Ustaz Somad Tegaskan Tak Perlu Minta Maaf Atas Perkataan di Salib ada Jin kafir
Ustaz Abdul Somad menegaskan dirinya tak perlu minta maaf atas kontroversi soal video salib yang beredar luas. Somad menegaskan yang dibicarakannya adalah soal akidah Islam, yang disampaikan di internal umat.
“Bahwa kemudian ada orang yang tersinggung, apakah saya musti meminta maaf… Contoh, dalam Islam dikatakan: Sesungguhnya, maaf, sesungguhnya, maaf, memang bunyi ayatnya begitu, sesungguhnya kafir lah orang yang mengatakan Allah itu tiga dalam satu, satu dalam tiga. Saya jelaskan itu di tengah umat Islam. Otomatis orang luar yang mendengar itu tersinggung atau tidak, tersinggung, apakah perlu saya minta maaf. Udah terjawab. Karena ajaran saya,” kata Somad dalam jumpa pers di Kantor MUI
“Kalau saya perlu minta maaf berarti ayat itu perlu dibuang, nauzubillah,” imbuhnya.
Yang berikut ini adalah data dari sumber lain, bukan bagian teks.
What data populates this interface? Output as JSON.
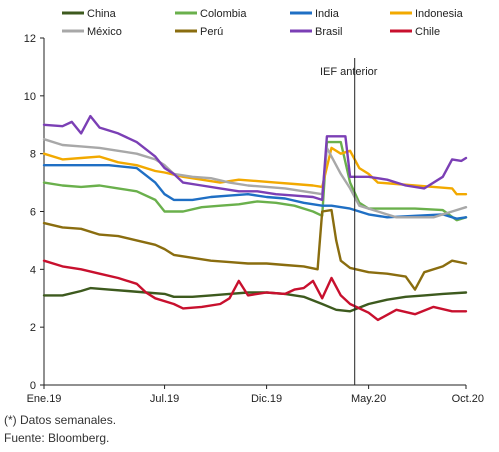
{
  "chart_data": {
    "type": "line",
    "ylim": [
      0,
      12
    ],
    "yticks": [
      0,
      2,
      4,
      6,
      8,
      10,
      12
    ],
    "xlim": [
      0,
      91
    ],
    "xticks": [
      {
        "label": "Ene.19",
        "x": 0
      },
      {
        "label": "Jul.19",
        "x": 26
      },
      {
        "label": "Dic.19",
        "x": 48
      },
      {
        "label": "May.20",
        "x": 70
      },
      {
        "label": "Oct.20",
        "x": 91
      }
    ],
    "annotation": {
      "label": "IEF anterior",
      "x": 67
    },
    "legend_position": "top",
    "series": [
      {
        "name": "China",
        "color": "#3d5a1e",
        "points": [
          [
            0,
            3.1
          ],
          [
            4,
            3.1
          ],
          [
            8,
            3.25
          ],
          [
            10,
            3.35
          ],
          [
            14,
            3.3
          ],
          [
            18,
            3.25
          ],
          [
            22,
            3.2
          ],
          [
            26,
            3.15
          ],
          [
            28,
            3.05
          ],
          [
            32,
            3.05
          ],
          [
            36,
            3.1
          ],
          [
            40,
            3.15
          ],
          [
            44,
            3.2
          ],
          [
            48,
            3.2
          ],
          [
            52,
            3.15
          ],
          [
            56,
            3.05
          ],
          [
            60,
            2.8
          ],
          [
            63,
            2.6
          ],
          [
            66,
            2.55
          ],
          [
            70,
            2.8
          ],
          [
            74,
            2.95
          ],
          [
            78,
            3.05
          ],
          [
            82,
            3.1
          ],
          [
            86,
            3.15
          ],
          [
            91,
            3.2
          ]
        ]
      },
      {
        "name": "Colombia",
        "color": "#6ab04c",
        "points": [
          [
            0,
            7.0
          ],
          [
            4,
            6.9
          ],
          [
            8,
            6.85
          ],
          [
            12,
            6.9
          ],
          [
            16,
            6.8
          ],
          [
            20,
            6.7
          ],
          [
            24,
            6.4
          ],
          [
            26,
            6.0
          ],
          [
            30,
            6.0
          ],
          [
            34,
            6.15
          ],
          [
            38,
            6.2
          ],
          [
            42,
            6.25
          ],
          [
            46,
            6.35
          ],
          [
            50,
            6.3
          ],
          [
            54,
            6.2
          ],
          [
            58,
            6.0
          ],
          [
            60,
            5.85
          ],
          [
            61,
            8.4
          ],
          [
            64,
            8.4
          ],
          [
            66,
            7.0
          ],
          [
            68,
            6.3
          ],
          [
            70,
            6.1
          ],
          [
            74,
            6.1
          ],
          [
            80,
            6.1
          ],
          [
            86,
            6.05
          ],
          [
            89,
            5.7
          ],
          [
            91,
            5.8
          ]
        ]
      },
      {
        "name": "India",
        "color": "#1f6fc4",
        "points": [
          [
            0,
            7.6
          ],
          [
            14,
            7.6
          ],
          [
            20,
            7.5
          ],
          [
            24,
            7.0
          ],
          [
            26,
            6.6
          ],
          [
            28,
            6.4
          ],
          [
            32,
            6.4
          ],
          [
            36,
            6.5
          ],
          [
            40,
            6.55
          ],
          [
            44,
            6.6
          ],
          [
            48,
            6.5
          ],
          [
            52,
            6.45
          ],
          [
            56,
            6.3
          ],
          [
            60,
            6.2
          ],
          [
            62,
            6.2
          ],
          [
            66,
            6.1
          ],
          [
            70,
            5.9
          ],
          [
            74,
            5.8
          ],
          [
            80,
            5.85
          ],
          [
            86,
            5.9
          ],
          [
            89,
            5.75
          ],
          [
            91,
            5.8
          ]
        ]
      },
      {
        "name": "Indonesia",
        "color": "#f2a900",
        "points": [
          [
            0,
            8.0
          ],
          [
            4,
            7.8
          ],
          [
            8,
            7.85
          ],
          [
            12,
            7.9
          ],
          [
            16,
            7.7
          ],
          [
            20,
            7.6
          ],
          [
            24,
            7.4
          ],
          [
            26,
            7.35
          ],
          [
            30,
            7.2
          ],
          [
            34,
            7.1
          ],
          [
            38,
            7.0
          ],
          [
            42,
            7.1
          ],
          [
            46,
            7.05
          ],
          [
            50,
            7.0
          ],
          [
            54,
            6.95
          ],
          [
            58,
            6.9
          ],
          [
            60,
            6.85
          ],
          [
            62,
            8.2
          ],
          [
            64,
            8.0
          ],
          [
            66,
            8.1
          ],
          [
            68,
            7.5
          ],
          [
            70,
            7.3
          ],
          [
            72,
            7.0
          ],
          [
            76,
            6.95
          ],
          [
            80,
            6.9
          ],
          [
            84,
            6.85
          ],
          [
            88,
            6.8
          ],
          [
            89,
            6.6
          ],
          [
            91,
            6.6
          ]
        ]
      },
      {
        "name": "México",
        "color": "#a8a8a8",
        "points": [
          [
            0,
            8.5
          ],
          [
            4,
            8.3
          ],
          [
            8,
            8.25
          ],
          [
            12,
            8.2
          ],
          [
            16,
            8.1
          ],
          [
            20,
            8.0
          ],
          [
            24,
            7.8
          ],
          [
            26,
            7.6
          ],
          [
            28,
            7.3
          ],
          [
            32,
            7.2
          ],
          [
            36,
            7.15
          ],
          [
            40,
            7.0
          ],
          [
            44,
            6.9
          ],
          [
            48,
            6.85
          ],
          [
            52,
            6.8
          ],
          [
            56,
            6.7
          ],
          [
            60,
            6.6
          ],
          [
            61,
            8.2
          ],
          [
            64,
            7.3
          ],
          [
            66,
            6.8
          ],
          [
            68,
            6.2
          ],
          [
            72,
            6.0
          ],
          [
            76,
            5.8
          ],
          [
            80,
            5.8
          ],
          [
            84,
            5.8
          ],
          [
            88,
            6.0
          ],
          [
            91,
            6.15
          ]
        ]
      },
      {
        "name": "Perú",
        "color": "#8a6d0f",
        "points": [
          [
            0,
            5.6
          ],
          [
            4,
            5.45
          ],
          [
            8,
            5.4
          ],
          [
            12,
            5.2
          ],
          [
            16,
            5.15
          ],
          [
            20,
            5.0
          ],
          [
            24,
            4.85
          ],
          [
            26,
            4.7
          ],
          [
            28,
            4.5
          ],
          [
            32,
            4.4
          ],
          [
            36,
            4.3
          ],
          [
            40,
            4.25
          ],
          [
            44,
            4.2
          ],
          [
            48,
            4.2
          ],
          [
            52,
            4.15
          ],
          [
            56,
            4.1
          ],
          [
            59,
            4.0
          ],
          [
            60,
            6.0
          ],
          [
            62,
            6.05
          ],
          [
            63,
            5.0
          ],
          [
            64,
            4.3
          ],
          [
            66,
            4.05
          ],
          [
            70,
            3.9
          ],
          [
            74,
            3.85
          ],
          [
            78,
            3.75
          ],
          [
            80,
            3.3
          ],
          [
            82,
            3.9
          ],
          [
            86,
            4.1
          ],
          [
            88,
            4.3
          ],
          [
            91,
            4.2
          ]
        ]
      },
      {
        "name": "Brasil",
        "color": "#7b3fb5",
        "points": [
          [
            0,
            9.0
          ],
          [
            4,
            8.95
          ],
          [
            6,
            9.1
          ],
          [
            8,
            8.7
          ],
          [
            10,
            9.3
          ],
          [
            12,
            8.9
          ],
          [
            16,
            8.7
          ],
          [
            20,
            8.4
          ],
          [
            24,
            7.9
          ],
          [
            26,
            7.5
          ],
          [
            28,
            7.3
          ],
          [
            30,
            7.0
          ],
          [
            34,
            6.9
          ],
          [
            38,
            6.8
          ],
          [
            42,
            6.7
          ],
          [
            46,
            6.7
          ],
          [
            50,
            6.6
          ],
          [
            54,
            6.55
          ],
          [
            58,
            6.5
          ],
          [
            60,
            6.4
          ],
          [
            61,
            8.6
          ],
          [
            65,
            8.6
          ],
          [
            66,
            7.2
          ],
          [
            70,
            7.2
          ],
          [
            74,
            7.1
          ],
          [
            78,
            6.9
          ],
          [
            82,
            6.8
          ],
          [
            86,
            7.2
          ],
          [
            88,
            7.8
          ],
          [
            90,
            7.75
          ],
          [
            91,
            7.85
          ]
        ]
      },
      {
        "name": "Chile",
        "color": "#c8102e",
        "points": [
          [
            0,
            4.3
          ],
          [
            4,
            4.1
          ],
          [
            8,
            4.0
          ],
          [
            12,
            3.85
          ],
          [
            16,
            3.7
          ],
          [
            20,
            3.5
          ],
          [
            22,
            3.2
          ],
          [
            24,
            3.0
          ],
          [
            28,
            2.8
          ],
          [
            30,
            2.65
          ],
          [
            34,
            2.7
          ],
          [
            38,
            2.8
          ],
          [
            40,
            3.0
          ],
          [
            42,
            3.6
          ],
          [
            44,
            3.1
          ],
          [
            48,
            3.2
          ],
          [
            52,
            3.15
          ],
          [
            54,
            3.3
          ],
          [
            56,
            3.35
          ],
          [
            58,
            3.6
          ],
          [
            60,
            3.0
          ],
          [
            62,
            3.7
          ],
          [
            64,
            3.1
          ],
          [
            66,
            2.8
          ],
          [
            70,
            2.5
          ],
          [
            72,
            2.25
          ],
          [
            76,
            2.6
          ],
          [
            80,
            2.45
          ],
          [
            84,
            2.7
          ],
          [
            88,
            2.55
          ],
          [
            91,
            2.55
          ]
        ]
      }
    ]
  },
  "notes": {
    "line1": "(*) Datos semanales.",
    "line2": "Fuente: Bloomberg."
  }
}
Somad mengatakan tak mungkin dia mengatur satu persatu prilaku umat yang menghadiri pengajiannya, termasuk melarang merekam dan menyebarkannya. Tak mungkin pula dia membuat perjanjian agar peserta pengajiannya tak merekam dan menyebarkannya.
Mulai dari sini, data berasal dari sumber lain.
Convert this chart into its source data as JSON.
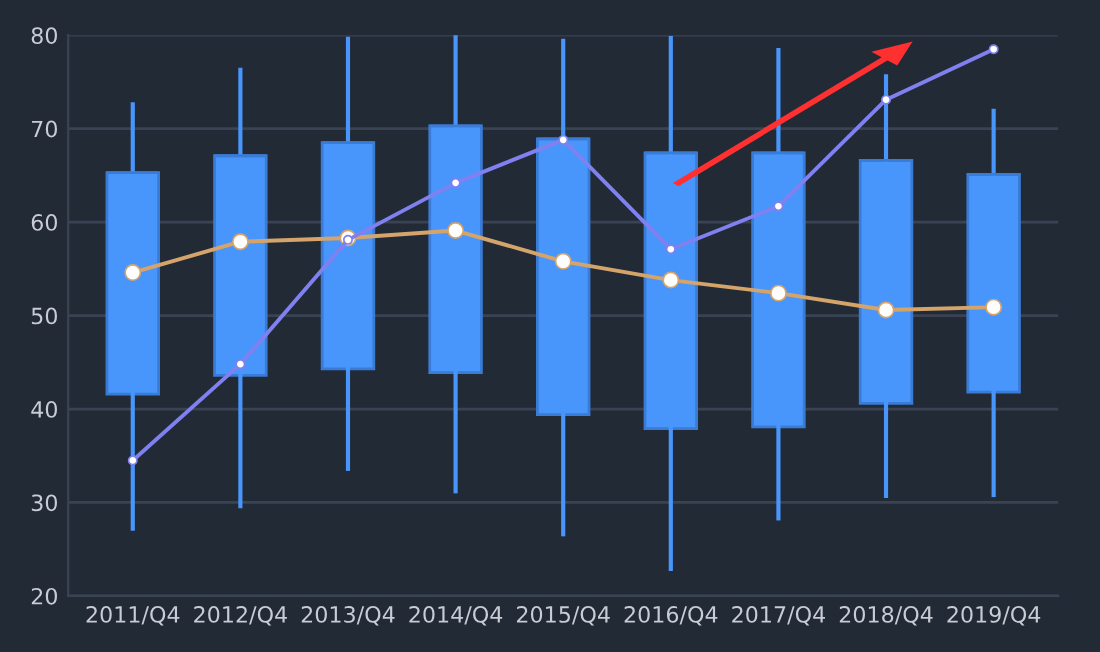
{
  "chart_data": {
    "type": "box",
    "categories": [
      "2011/Q4",
      "2012/Q4",
      "2013/Q4",
      "2014/Q4",
      "2015/Q4",
      "2016/Q4",
      "2017/Q4",
      "2018/Q4",
      "2019/Q4"
    ],
    "color": "#4896fc",
    "boxes": [
      {
        "low": 27.2,
        "q1": 41.6,
        "median": 65.3,
        "q3": 65.3,
        "high": 72.6
      },
      {
        "low": 29.6,
        "q1": 43.6,
        "median": 67.1,
        "q3": 67.1,
        "high": 76.3
      },
      {
        "low": 33.6,
        "q1": 44.3,
        "median": 68.5,
        "q3": 68.5,
        "high": 79.6
      },
      {
        "low": 31.2,
        "q1": 43.9,
        "median": 70.3,
        "q3": 70.3,
        "high": 79.8
      },
      {
        "low": 26.6,
        "q1": 39.4,
        "median": 68.9,
        "q3": 68.9,
        "high": 79.4
      },
      {
        "low": 22.9,
        "q1": 37.9,
        "median": 67.4,
        "q3": 67.4,
        "high": 79.7
      },
      {
        "low": 28.3,
        "q1": 38.1,
        "median": 67.4,
        "q3": 67.4,
        "high": 78.4
      },
      {
        "low": 30.7,
        "q1": 40.6,
        "median": 66.6,
        "q3": 66.6,
        "high": 75.6
      },
      {
        "low": 30.8,
        "q1": 41.8,
        "median": 65.1,
        "q3": 65.1,
        "high": 71.9
      }
    ],
    "series": [
      {
        "type": "line",
        "color": "#d4a46a",
        "values": [
          54.6,
          57.9,
          58.3,
          59.1,
          55.8,
          53.8,
          52.4,
          50.6,
          50.9
        ]
      },
      {
        "type": "line",
        "color": "#8080f0",
        "values": [
          34.5,
          44.8,
          58.1,
          64.2,
          68.8,
          57.1,
          61.7,
          73.1,
          78.5
        ]
      }
    ],
    "marker": "circle",
    "ylim": [
      20,
      80
    ],
    "yticks": [
      20,
      30,
      40,
      50,
      60,
      70,
      80
    ],
    "grid": "y"
  }
}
“Saya di mana-mana ceramah tak mungkin saya tanya orang satu persatu, matikan hp matikan. Saya di mana-mana ceramah, hp orang hidup, orang merekam, tak bisa saya larang itu karena dia mau mendapat pengajian. Tak mungkin pula saya buat perjanjian semua yang mau masuk ke sini materai enam ribu, tak boleh disebarkan. Payah kali lah ceramah sekarang ini kalau begitu,” ujarnya.